LOS ANGELES — Video from cameras worn by deputies who responded to a mass shooting at a Southern California bar in 2018 and recordings of calls for help released Tuesday captured the chaos, horror and confusion of the massacre that left a dozen people dead.
Terrified patrons hiding from a gunman still stalking victims reported the shooting in whispers to dispatchers, while others sobbed over the trauma of an event still unfolding.

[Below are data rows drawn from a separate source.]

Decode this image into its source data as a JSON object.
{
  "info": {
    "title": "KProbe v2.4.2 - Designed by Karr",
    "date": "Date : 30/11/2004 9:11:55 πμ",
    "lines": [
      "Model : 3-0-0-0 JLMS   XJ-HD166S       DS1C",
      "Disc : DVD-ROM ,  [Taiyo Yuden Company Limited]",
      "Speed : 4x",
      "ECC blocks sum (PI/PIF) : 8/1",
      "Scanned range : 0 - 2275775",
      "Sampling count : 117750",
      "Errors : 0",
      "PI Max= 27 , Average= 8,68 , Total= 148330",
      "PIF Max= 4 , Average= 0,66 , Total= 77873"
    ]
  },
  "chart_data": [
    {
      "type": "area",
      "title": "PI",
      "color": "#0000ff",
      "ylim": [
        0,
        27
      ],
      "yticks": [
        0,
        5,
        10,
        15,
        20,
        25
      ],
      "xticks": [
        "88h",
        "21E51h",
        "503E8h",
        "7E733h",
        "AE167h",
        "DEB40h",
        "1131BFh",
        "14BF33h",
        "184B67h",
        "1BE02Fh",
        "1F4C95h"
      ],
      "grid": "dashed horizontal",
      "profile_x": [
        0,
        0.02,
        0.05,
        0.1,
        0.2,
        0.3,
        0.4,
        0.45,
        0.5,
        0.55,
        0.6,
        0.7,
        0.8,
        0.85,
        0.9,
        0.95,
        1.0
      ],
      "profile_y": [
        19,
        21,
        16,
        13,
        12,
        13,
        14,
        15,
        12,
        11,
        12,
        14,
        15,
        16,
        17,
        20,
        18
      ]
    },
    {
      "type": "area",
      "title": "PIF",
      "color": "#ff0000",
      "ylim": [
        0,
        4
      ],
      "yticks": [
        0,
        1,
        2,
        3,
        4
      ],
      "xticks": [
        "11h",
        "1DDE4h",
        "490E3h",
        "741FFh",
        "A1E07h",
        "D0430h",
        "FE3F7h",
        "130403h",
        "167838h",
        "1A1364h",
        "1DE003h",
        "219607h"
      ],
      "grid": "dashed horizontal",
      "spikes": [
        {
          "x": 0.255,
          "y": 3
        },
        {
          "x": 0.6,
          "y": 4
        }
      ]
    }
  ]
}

Officers encountered patrons running for their lives and a man bleeding in the parking lot while friends tried to save him.
The footage and audio from the Borderline Bar and Grill shooting was released Tuesday by the Ventura County sheriff's after a court fight by The Associated Press and other news outlets who sought the evidence under public records laws.
While the evidence was documented in a more than 400-page report on the shooting released in July, it was the first time the video and call recordings were released.
Investigators concluded that Ian David Long, 28, who served as a Marine in Afghanistan, felt college students disdained veterans and targeted the Thousand Oaks country bar because it was student night. Long took his own life as police surrounded the building on Nov. 7, 2018.
As lines rang off the hook at a sheriff's call dispatch center, a woman reporting the shooting whispered: "We're hiding. The guy's probably still here."
When a dispatcher asked another woman if she saw the shooting, she responded: "It's still happening!"
Patrons were still running for cover when the first officers arrived.